Am I wrong God? Am I? Have I made yet another terrible mistake? What do I do? So many times it seemed I was doing what was right, and every time it seems I get myself into a hole deeper than the one before it. What do I DO? You are the one with all the answers, and I need some of them. I want some of them!
It is so HARD not to accuse you of wrongdoing! It is so hard to keep looking at you as good and merciful and loving in all ways because of how this seems to turn out all the time. I KNOW you are not cruel and I don't know why you always let things go this way for me. What are you trying to do that has not already been done? How much of me is left that needs to be crushed? How much remains that is in need of conforming? How much of me still is out of line with what you want me to be??
These are cries of my heart God, stuff you know is there anyway, why hide it? You see all the yuk and filth so why not just let it out to you. It is so hard not to be angry and bitter toward you...you the keeper of all the gold and money in the universe and my needs are so comparatively small...why do you withhold from me when you can see the need?

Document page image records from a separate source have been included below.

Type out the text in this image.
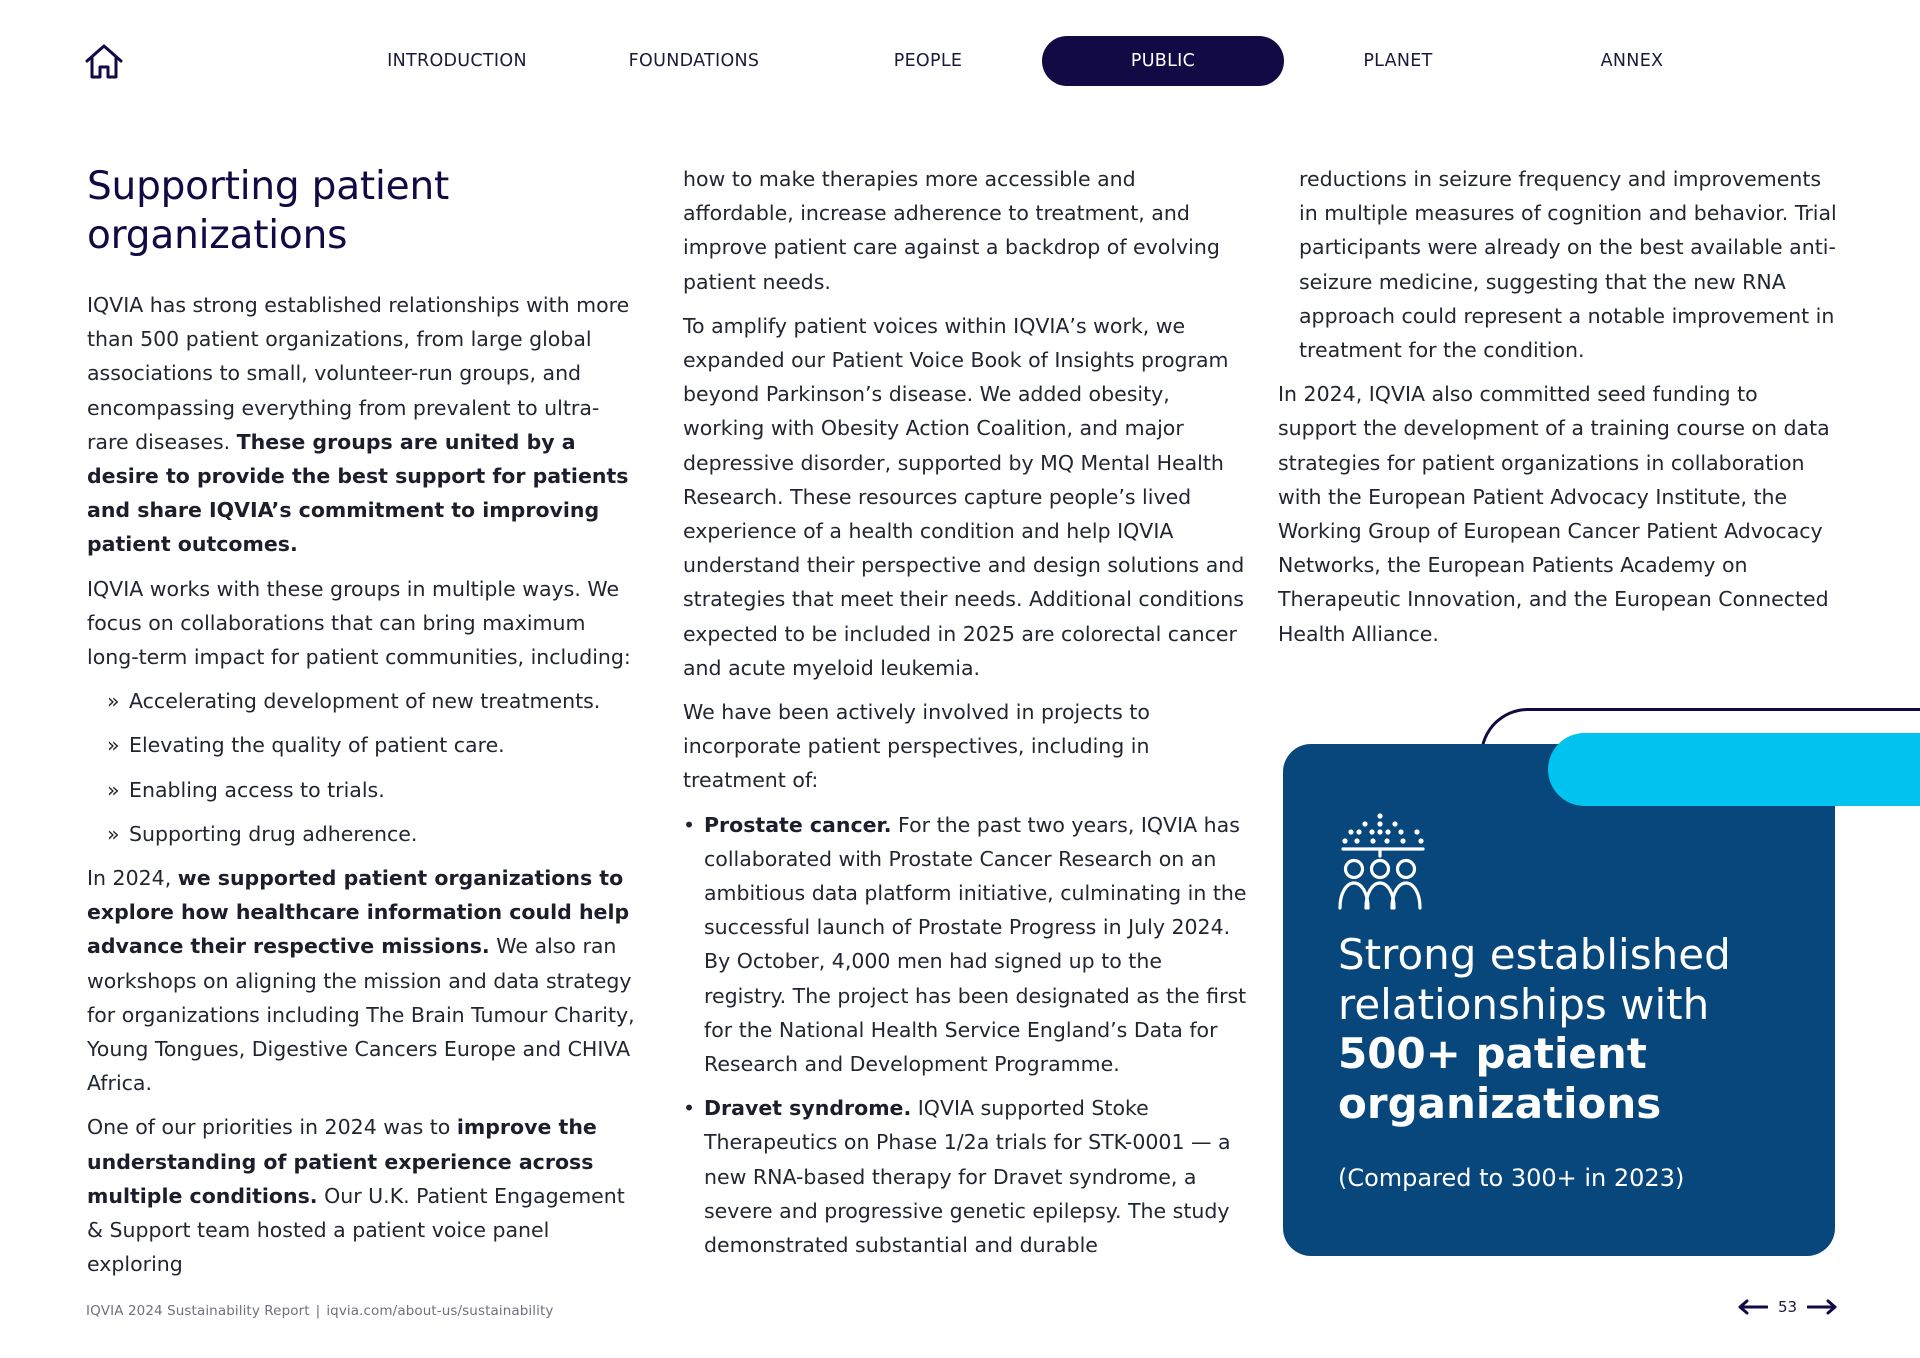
INTRODUCTION	FOUNDATIONS	PEOPLE	PUBLIC	PLANET	ANNEX
Supporting patient
organizations

IQVIA has strong established relationships with more than 500 patient organizations, from large global associations to small, volunteer-run groups, and encompassing everything from prevalent to ultra-rare diseases. These groups are united by a desire to provide the best support for patients and share IQVIA’s commitment to improving patient outcomes.

IQVIA works with these groups in multiple ways. We focus on collaborations that can bring maximum long-term impact for patient communities, including:

» Accelerating development of new treatments.
» Elevating the quality of patient care.
» Enabling access to trials.
» Supporting drug adherence.

In 2024, we supported patient organizations to explore how healthcare information could help advance their respective missions. We also ran workshops on aligning the mission and data strategy for organizations including The Brain Tumour Charity, Young Tongues, Digestive Cancers Europe and CHIVA Africa.

One of our priorities in 2024 was to improve the understanding of patient experience across multiple conditions. Our U.K. Patient Engagement & Support team hosted a patient voice panel exploring

how to make therapies more accessible and affordable, increase adherence to treatment, and improve patient care against a backdrop of evolving patient needs.

To amplify patient voices within IQVIA’s work, we expanded our Patient Voice Book of Insights program beyond Parkinson’s disease. We added obesity, working with Obesity Action Coalition, and major depressive disorder, supported by MQ Mental Health Research. These resources capture people’s lived experience of a health condition and help IQVIA understand their perspective and design solutions and strategies that meet their needs. Additional conditions expected to be included in 2025 are colorectal cancer and acute myeloid leukemia.

We have been actively involved in projects to incorporate patient perspectives, including in treatment of:

• Prostate cancer. For the past two years, IQVIA has collaborated with Prostate Cancer Research on an ambitious data platform initiative, culminating in the successful launch of Prostate Progress in July 2024. By October, 4,000 men had signed up to the registry. The project has been designated as the first for the National Health Service England’s Data for Research and Development Programme.
• Dravet syndrome. IQVIA supported Stoke Therapeutics on Phase 1/2a trials for STK-0001 — a new RNA-based therapy for Dravet syndrome, a severe and progressive genetic epilepsy. The study demonstrated substantial and durable

reductions in seizure frequency and improvements in multiple measures of cognition and behavior. Trial participants were already on the best available anti-seizure medicine, suggesting that the new RNA approach could represent a notable improvement in treatment for the condition.

In 2024, IQVIA also committed seed funding to support the development of a training course on data strategies for patient organizations in collaboration with the European Patient Advocacy Institute, the Working Group of European Cancer Patient Advocacy Networks, the European Patients Academy on Therapeutic Innovation, and the European Connected Health Alliance.

Strong established
relationships with
500+ patient
organizations
(Compared to 300+ in 2023)
IQVIA 2024 Sustainability Report | iqvia.com/about-us/sustainability	53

What would you have me do? What are you doing...what are you doing... I am so tired of worrying and being afraid of things I cannot readily control... Always having that feeling that I am one step away from disaster, trying to make things out of the air. What am I supposed to do God? What am I supposed to do?
You TELL me what to do.
"Glorify You"..."Glorify You"...I want to cry... Help, help, help...I am discouraged and low in heart and spirit. I am weary and tired. I want you to help me.
Abraham, Moses, David, Jeremiah, Naomi, Paul and many others have walked this path and had to count the cost of serving Him. It is deep and personal, joyful heady stuff that comes with soaring highs and deep, dark lows.
Each servant of God Most High pays a personal cost in serving Him because He takes all, He takes each of us as we are but He does not leave us that way. He conforms and transforms us from the heart outward and often times His grace is the only anesthetic there is- and sometimes, grace feels like an aspirin for the pain of open heart surgery. Sometimes experiencing the pain is unavoidable and the pain is intentional.
Service to the King is not for the faint of heart, or for those who lack commitment. If God chooses you to serve Him, He will prepare you, strengthen you, enable you to endure the rigors of being in His heavenly court.